Over 39 albums in 36 years (and counting, rapidly) the band behind the name Guided By Voices changed considerably (and often) and made a great variety of records with an almost countless assortment of musical contributors, all of whom defer to Robert Pollard. Some albums were slick, some were packed with classics, some were patchworks of scratchy, lo-fi mini-masterpieces, and some were just plain weird. None more so than 1997’s Mag Earwhig!, though not for the usual reasons. 

By this point, Guided By Voices had finally taken hold and were on the cusp of major label-hood when guitarist Tobin Sprout, whose contributions were far fewer than Bob’s but so very great in their own right, left the band after 1996’s Under The Bushes Under The Stars. Bob took that opportunity to sack the rest of the band, instead hiring Cobra Verde to back him up, and pushing onward. 

This partnership would last one album and tour before Bob again sacked everyone (except for guitarist Doug Gillard, who continues to play in GbV to this day) and built a new band. The lone album to come from this transitional lineup features 21 songs. A handful, however, are holdovers from the prior lineup, so those dudes  feature on songs like “I Am Produced” and “Jane Of The Waking Universe”, while the new band can be heard on stuff like “Bulldog Skin”, “Portable Men’s Society”, and the Gillard-penned “I Am A Tree”. This is all stitched together with lo-fi solo Bob tracks, most of which are fragmentary, some lucid, some obtuse. Basically, this is a typical GbV album.
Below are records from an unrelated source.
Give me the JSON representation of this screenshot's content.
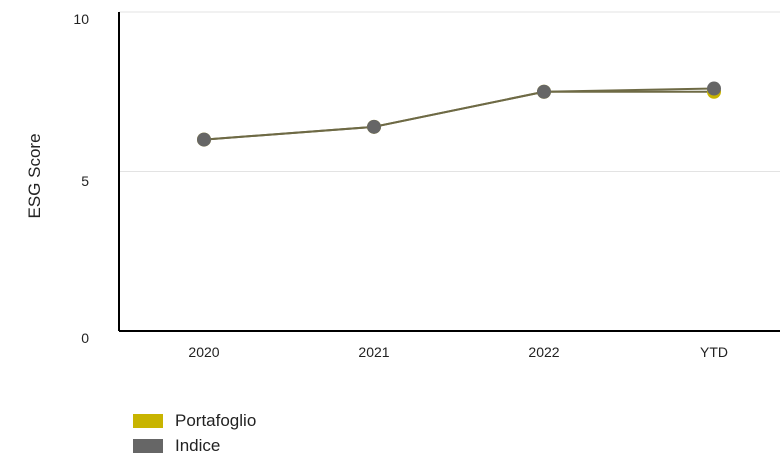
{
  "chart_data": {
    "type": "line",
    "title": "",
    "xlabel": "",
    "ylabel": "ESG Score",
    "categories": [
      "2020",
      "2021",
      "2022",
      "YTD"
    ],
    "ylim": [
      0,
      10
    ],
    "yticks": [
      "0",
      "5",
      "10"
    ],
    "grid": true,
    "legend_position": "bottom-left",
    "series": [
      {
        "name": "Portafoglio",
        "values": [
          6.0,
          6.4,
          7.5,
          7.5
        ],
        "color": "#c8b400"
      },
      {
        "name": "Indice",
        "values": [
          6.0,
          6.4,
          7.5,
          7.6
        ],
        "color": "#666666"
      }
    ],
    "line_color": "#6e6a45"
  }
}
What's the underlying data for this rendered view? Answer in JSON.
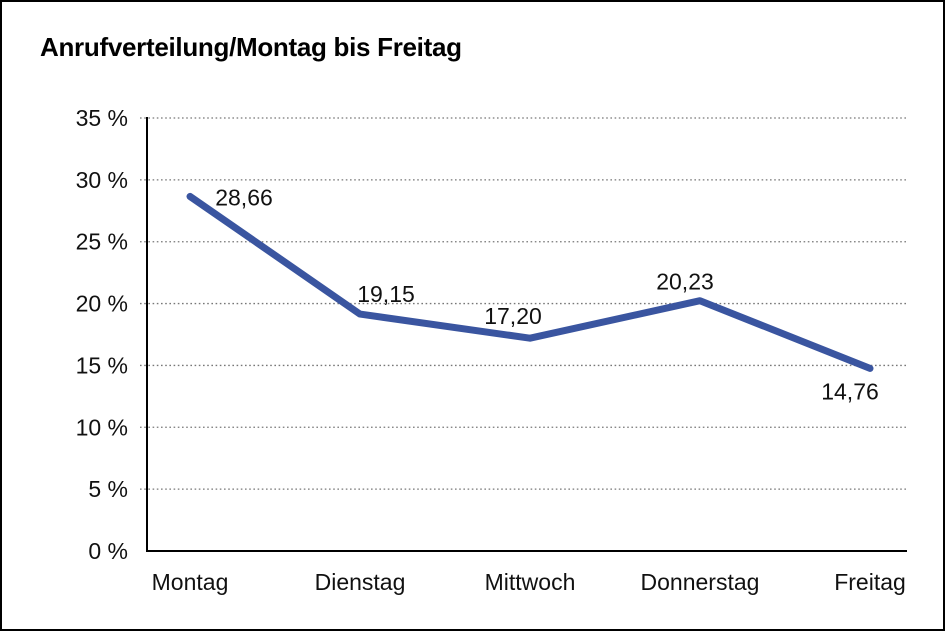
{
  "chart_data": {
    "type": "line",
    "title": "Anrufverteilung/Montag bis Freitag",
    "categories": [
      "Montag",
      "Dienstag",
      "Mittwoch",
      "Donnerstag",
      "Freitag"
    ],
    "series": [
      {
        "name": "Anrufverteilung",
        "values": [
          28.66,
          19.15,
          17.2,
          20.23,
          14.76
        ]
      }
    ],
    "data_labels": [
      "28,66",
      "19,15",
      "17,20",
      "20,23",
      "14,76"
    ],
    "y_ticks": [
      {
        "value": 0,
        "label": "0 %"
      },
      {
        "value": 5,
        "label": "5 %"
      },
      {
        "value": 10,
        "label": "10 %"
      },
      {
        "value": 15,
        "label": "15 %"
      },
      {
        "value": 20,
        "label": "20 %"
      },
      {
        "value": 25,
        "label": "25 %"
      },
      {
        "value": 30,
        "label": "30 %"
      },
      {
        "value": 35,
        "label": "35 %"
      }
    ],
    "ylim": [
      0,
      35
    ],
    "xlabel": "",
    "ylabel": "",
    "grid": "horizontal-dotted",
    "legend": "none",
    "line_color": "#3A55A0",
    "axis_color": "#000000",
    "grid_color": "#777777",
    "text_color": "#111111",
    "background_color": "#FFFFFF"
  }
}
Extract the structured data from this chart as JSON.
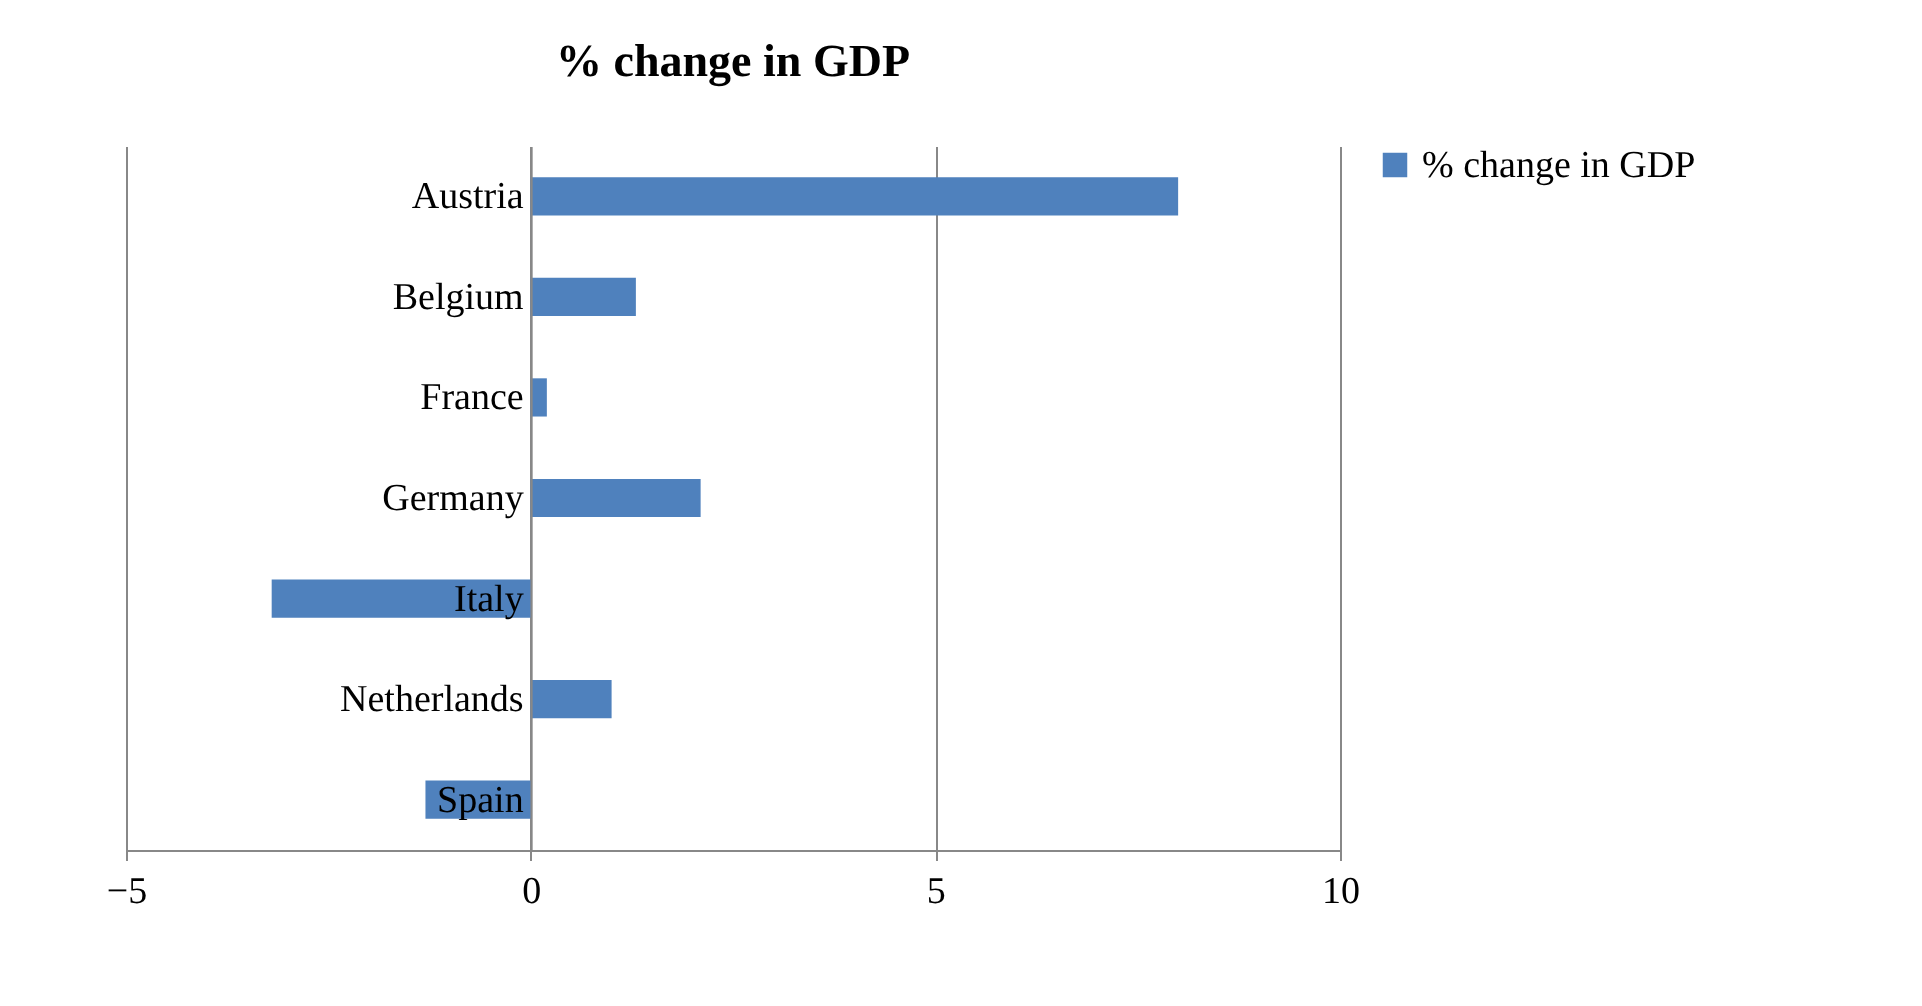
{
  "chart_data": {
    "type": "bar",
    "orientation": "horizontal",
    "title": "% change in GDP",
    "categories": [
      "Austria",
      "Belgium",
      "France",
      "Germany",
      "Italy",
      "Netherlands",
      "Spain"
    ],
    "series": [
      {
        "name": "% change in GDP",
        "color": "#4f81bd",
        "values": [
          8.0,
          1.3,
          0.2,
          2.1,
          -3.2,
          1.0,
          -1.3
        ]
      }
    ],
    "xlim": [
      -5,
      10
    ],
    "xticks": [
      -5,
      0,
      5,
      10
    ],
    "grid": "x",
    "legend": "right"
  }
}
It’s just the personnel (and circumstances) that make this a bit of a tough nut. 

Following this album would come a Pollard solo album called Waved Out and then two albums for TVT records, starting with 1999’s Rik Ocasek-produced Do The Collapse. That album kicked off what is more or less the second great GbV lineup. The most commercially successful version of GbV, they would produce five albums over the next four years and tour the world many times over, before splitting in 2004. 
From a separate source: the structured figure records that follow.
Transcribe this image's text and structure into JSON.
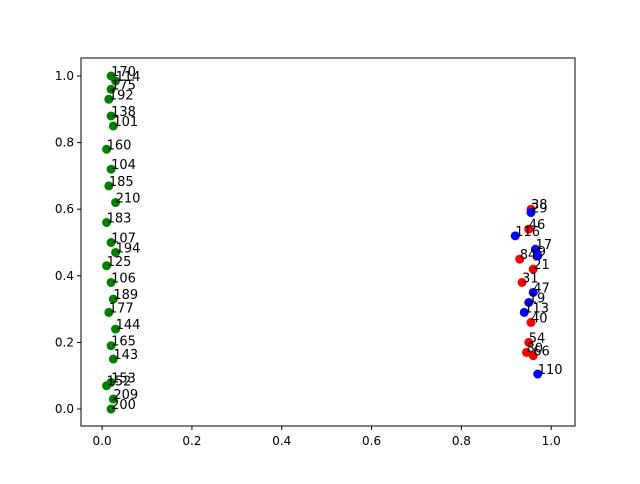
{
  "chart_data": {
    "type": "scatter",
    "xlim": [
      -0.047,
      1.053
    ],
    "ylim": [
      -0.051,
      1.054
    ],
    "xticks": [
      {
        "value": 0,
        "label": "0.0"
      },
      {
        "value": 0.2,
        "label": "0.2"
      },
      {
        "value": 0.4,
        "label": "0.4"
      },
      {
        "value": 0.6,
        "label": "0.6"
      },
      {
        "value": 0.8,
        "label": "0.8"
      },
      {
        "value": 1,
        "label": "1.0"
      }
    ],
    "yticks": [
      {
        "value": 0,
        "label": "0.0"
      },
      {
        "value": 0.2,
        "label": "0.2"
      },
      {
        "value": 0.4,
        "label": "0.4"
      },
      {
        "value": 0.6,
        "label": "0.6"
      },
      {
        "value": 0.8,
        "label": "0.8"
      },
      {
        "value": 1,
        "label": "1.0"
      }
    ],
    "series": [
      {
        "color": "#008000",
        "x": [
          0.02,
          0.03,
          0.02,
          0.015,
          0.02,
          0.025,
          0.01,
          0.02,
          0.015,
          0.03,
          0.01,
          0.02,
          0.03,
          0.01,
          0.02,
          0.025,
          0.015,
          0.03,
          0.02,
          0.025,
          0.01,
          0.02,
          0.025,
          0.02
        ],
        "values": [
          1.0,
          0.985,
          0.96,
          0.93,
          0.88,
          0.85,
          0.78,
          0.72,
          0.67,
          0.62,
          0.56,
          0.5,
          0.47,
          0.43,
          0.38,
          0.33,
          0.29,
          0.24,
          0.19,
          0.15,
          0.07,
          0.08,
          0.03,
          0.0
        ],
        "point_labels": [
          170,
          114,
          175,
          192,
          138,
          101,
          160,
          104,
          185,
          210,
          183,
          107,
          194,
          125,
          106,
          189,
          177,
          144,
          165,
          143,
          152,
          153,
          209,
          200
        ]
      },
      {
        "color": "#ff0000",
        "x": [
          0.955,
          0.95,
          0.93,
          0.96,
          0.935,
          0.955,
          0.95,
          0.96,
          0.945
        ],
        "values": [
          0.6,
          0.54,
          0.45,
          0.42,
          0.38,
          0.26,
          0.2,
          0.16,
          0.17
        ],
        "point_labels": [
          38,
          46,
          84,
          21,
          31,
          40,
          54,
          66,
          80
        ]
      },
      {
        "color": "#0000ff",
        "x": [
          0.97,
          0.95,
          0.96,
          0.97,
          0.965,
          0.92,
          0.955,
          0.94
        ],
        "values": [
          0.105,
          0.32,
          0.35,
          0.46,
          0.48,
          0.52,
          0.59,
          0.29
        ],
        "point_labels": [
          110,
          19,
          47,
          9,
          17,
          116,
          29,
          113
        ]
      }
    ]
  }
}
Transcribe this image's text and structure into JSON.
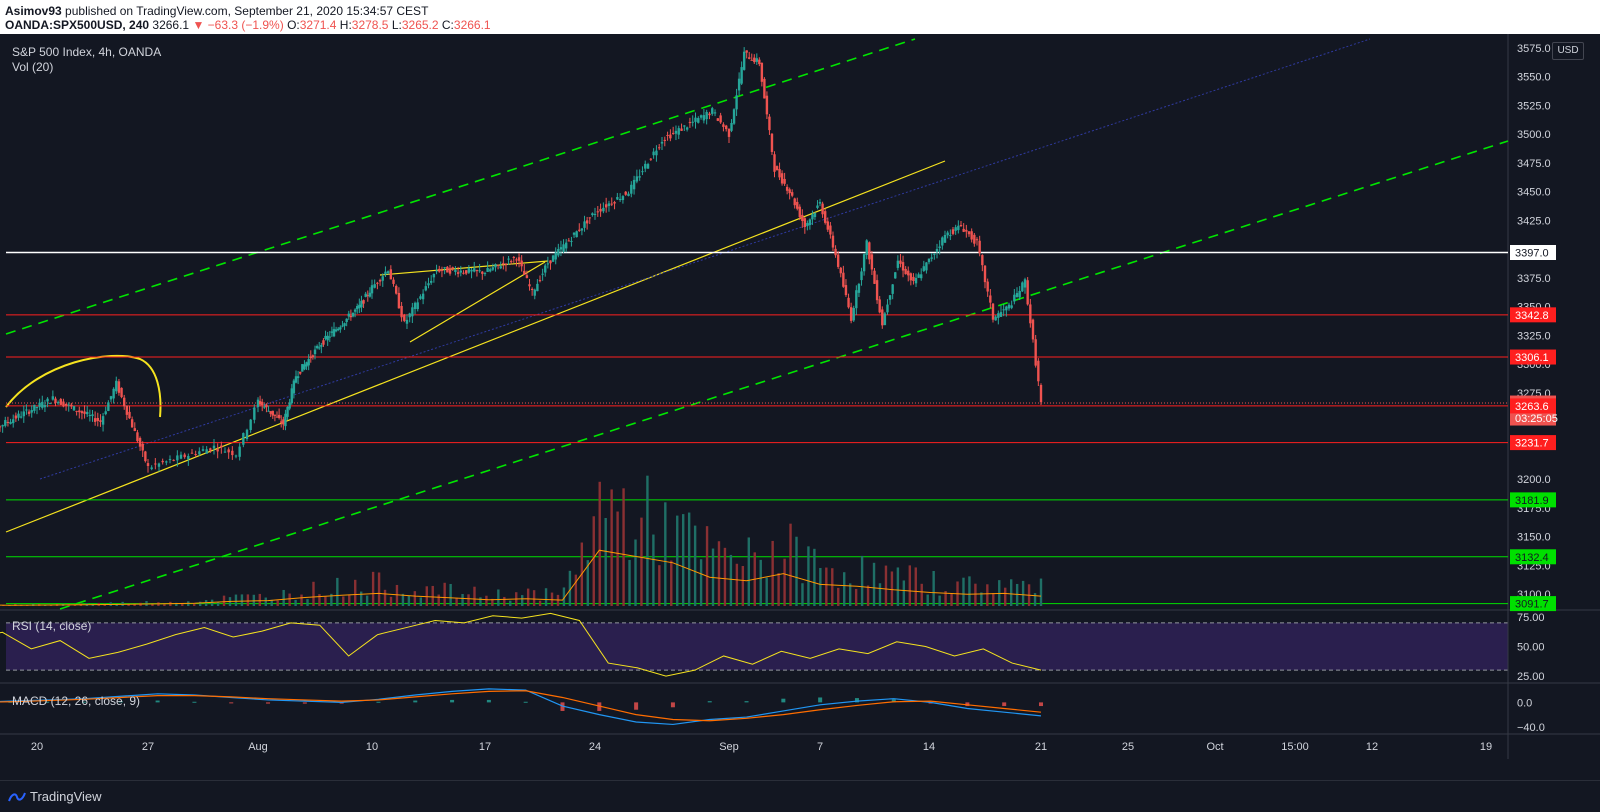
{
  "header": {
    "publisher": "Asimov93",
    "published_text": "published on TradingView.com, September 21, 2020 15:34:57 CEST",
    "symbol": "OANDA:SPX500USD, 240",
    "last": "3266.1",
    "change": "▼ −63.3 (−1.9%)",
    "o_label": "O:",
    "o": "3271.4",
    "h_label": "H:",
    "h": "3278.5",
    "l_label": "L:",
    "l": "3265.2",
    "c_label": "C:",
    "c": "3266.1"
  },
  "legend": {
    "title": "S&P 500 Index, 4h, OANDA",
    "vol": "Vol (20)",
    "rsi": "RSI (14, close)",
    "macd": "MACD (12, 26, close, 9)"
  },
  "currency_button": "USD",
  "footer": {
    "brand": "TradingView"
  },
  "colors": {
    "background": "#131722",
    "up": "#26a69a",
    "down": "#ef5350",
    "green_channel": "#00e600",
    "yellow": "#f5e31f",
    "red_level": "#ff1f1f",
    "green_level": "#00e000",
    "white_level": "#ffffff",
    "rsi_band": "#2a1f4e"
  },
  "chart_data": [
    {
      "type": "candlestick",
      "title": "S&P 500 Index, 4h, OANDA",
      "x_ticks": [
        "20",
        "27",
        "Aug",
        "10",
        "17",
        "24",
        "Sep",
        "7",
        "14",
        "21",
        "25",
        "Oct",
        "15:00",
        "12",
        "19"
      ],
      "y_ticks": [
        "3575.0",
        "3550.0",
        "3525.0",
        "3500.0",
        "3475.0",
        "3450.0",
        "3425.0",
        "3375.0",
        "3350.0",
        "3325.0",
        "3300.0",
        "3275.0",
        "3200.0",
        "3175.0",
        "3150.0",
        "3125.0",
        "3100.0"
      ],
      "ylim": [
        3087,
        3587
      ],
      "price_tags": [
        {
          "label": "3397.0",
          "kind": "white"
        },
        {
          "label": "3342.8",
          "kind": "red"
        },
        {
          "label": "3306.1",
          "kind": "red"
        },
        {
          "label": "3266.1",
          "kind": "last"
        },
        {
          "label": "03:25:05",
          "kind": "timer"
        },
        {
          "label": "3263.6",
          "kind": "red"
        },
        {
          "label": "3231.7",
          "kind": "red"
        },
        {
          "label": "3181.9",
          "kind": "green"
        },
        {
          "label": "3132.4",
          "kind": "green"
        },
        {
          "label": "3091.7",
          "kind": "green"
        }
      ],
      "horizontal_levels": [
        3397.0,
        3342.8,
        3306.1,
        3263.6,
        3231.7,
        3181.9,
        3132.4,
        3091.7
      ],
      "path_waypoints": [
        [
          "Jul 16",
          3235
        ],
        [
          "Jul 21",
          3270
        ],
        [
          "Jul 24",
          3250
        ],
        [
          "Jul 25",
          3283
        ],
        [
          "Jul 27",
          3210
        ],
        [
          "Jul 30",
          3228
        ],
        [
          "Jul 31",
          3222
        ],
        [
          "Aug 1",
          3268
        ],
        [
          "Aug 3",
          3248
        ],
        [
          "Aug 4",
          3290
        ],
        [
          "Aug 6",
          3318
        ],
        [
          "Aug 9",
          3350
        ],
        [
          "Aug 11",
          3383
        ],
        [
          "Aug 12",
          3335
        ],
        [
          "Aug 14",
          3382
        ],
        [
          "Aug 17",
          3380
        ],
        [
          "Aug 19",
          3393
        ],
        [
          "Aug 20",
          3362
        ],
        [
          "Aug 21",
          3388
        ],
        [
          "Aug 24",
          3432
        ],
        [
          "Aug 26",
          3450
        ],
        [
          "Aug 28",
          3495
        ],
        [
          "Aug 31",
          3520
        ],
        [
          "Sep 1",
          3500
        ],
        [
          "Sep 2",
          3570
        ],
        [
          "Sep 3",
          3562
        ],
        [
          "Sep 4",
          3470
        ],
        [
          "Sep 5",
          3450
        ],
        [
          "Sep 6",
          3420
        ],
        [
          "Sep 7",
          3440
        ],
        [
          "Sep 8",
          3395
        ],
        [
          "Sep 9",
          3340
        ],
        [
          "Sep 10",
          3405
        ],
        [
          "Sep 11",
          3335
        ],
        [
          "Sep 12",
          3390
        ],
        [
          "Sep 13",
          3370
        ],
        [
          "Sep 14",
          3390
        ],
        [
          "Sep 15",
          3412
        ],
        [
          "Sep 16",
          3420
        ],
        [
          "Sep 17",
          3405
        ],
        [
          "Sep 18",
          3340
        ],
        [
          "Sep 19",
          3350
        ],
        [
          "Sep 20",
          3372
        ],
        [
          "Sep 21",
          3266
        ]
      ]
    },
    {
      "type": "bar",
      "title": "Vol (20)",
      "ylim": [
        0,
        7000
      ],
      "series": [
        {
          "name": "Vol",
          "values": [
            120,
            90,
            110,
            140,
            180,
            240,
            300,
            520,
            600,
            950,
            1200,
            1400,
            1100,
            900,
            700,
            800,
            650,
            6200,
            5500,
            4800,
            3200,
            2800,
            3600,
            2400,
            2200,
            1800,
            1500,
            1300,
            1400,
            1100
          ]
        }
      ]
    },
    {
      "type": "line",
      "title": "RSI (14, close)",
      "y_ticks": [
        "75.00",
        "50.00",
        "25.00"
      ],
      "ylim": [
        20,
        80
      ],
      "bands": [
        30,
        70
      ],
      "series": [
        {
          "name": "RSI",
          "values": [
            58,
            62,
            48,
            55,
            40,
            45,
            52,
            60,
            66,
            58,
            63,
            70,
            68,
            42,
            60,
            66,
            72,
            70,
            76,
            74,
            78,
            72,
            36,
            32,
            25,
            30,
            42,
            35,
            46,
            40,
            48,
            44,
            54,
            50,
            42,
            48,
            36,
            30
          ]
        }
      ]
    },
    {
      "type": "line",
      "title": "MACD (12, 26, close, 9)",
      "y_ticks": [
        "0.0",
        "−40.0"
      ],
      "ylim": [
        -50,
        30
      ],
      "series": [
        {
          "name": "MACD",
          "values": [
            0,
            2,
            4,
            6,
            10,
            14,
            12,
            8,
            4,
            2,
            0,
            5,
            12,
            18,
            22,
            20,
            -6,
            -20,
            -32,
            -36,
            -28,
            -24,
            -14,
            -4,
            2,
            6,
            0,
            -10,
            -16,
            -22
          ]
        },
        {
          "name": "Signal",
          "values": [
            0,
            1,
            3,
            5,
            8,
            11,
            11,
            9,
            6,
            4,
            2,
            4,
            9,
            14,
            18,
            19,
            8,
            -6,
            -20,
            -28,
            -30,
            -26,
            -20,
            -12,
            -5,
            1,
            2,
            -4,
            -10,
            -16
          ]
        }
      ]
    }
  ]
}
Meanwhile, Cobra Verde went back to being Cobra Verde and that was that.

Friday, November 3, 2023

Widespread Panic: Space Wrangler (1988)


 A little WSMFP for a Friday night!

Grateful Dead: Saint Of Circumstance (rec. 6/17/91)


 Giants Stadium 6/17/91. The Dead weren’t always ON during the stadium era but when they were, they would elevate the whole goddamn place. Any show that opens with “Eyes Of The World” is going to be something huge. Quite possibly the best “Saint Of Circumstance” the band ever played. And then there is “Dark Star”, weaving in and out and all around the second set while never actually getting there. This is the height of the Bruce/Vince era and the band was on a completely different level.

Wednesday, November 1, 2023

Scrawl: Plus, Also, Too (1987)


 Scrawl’s 1987 debut is punchy and just damn cool. I don’t know them as well as I should but it’s pretty obvious that Jenny Toomey listened to this band a lot, as this reminds me of a louder, more raw Tsunami. This is an album that I’ve had for ages and probably listened to a few times way back but it’s still fresh to my ears and I dig it a lot. I have a couple more of their records so I will take a quick dive. And then probably pull out my Tsunami records….

Grateful Dead: Dick's Picks Vol. 2 (rec. 10/31/71)


 Whenever you hear about the best “Dark Star” it’s usually 8/27/72, 2/27/69, 6/10/73, or any from 1974.  This version is right up there with the best. It may even sit at the top. Just absolutely cataclysmic. The rest of this short set is super solid as well. The band was only a couple months’ in on the Keith Godchaux era and they were really starting to jell. I am ever so grateful for this new pressing from Real Gone, the first to be mastered to vinyl from the source tapes. This sounds amazing and has perhaps the greatest use of a blank side ever.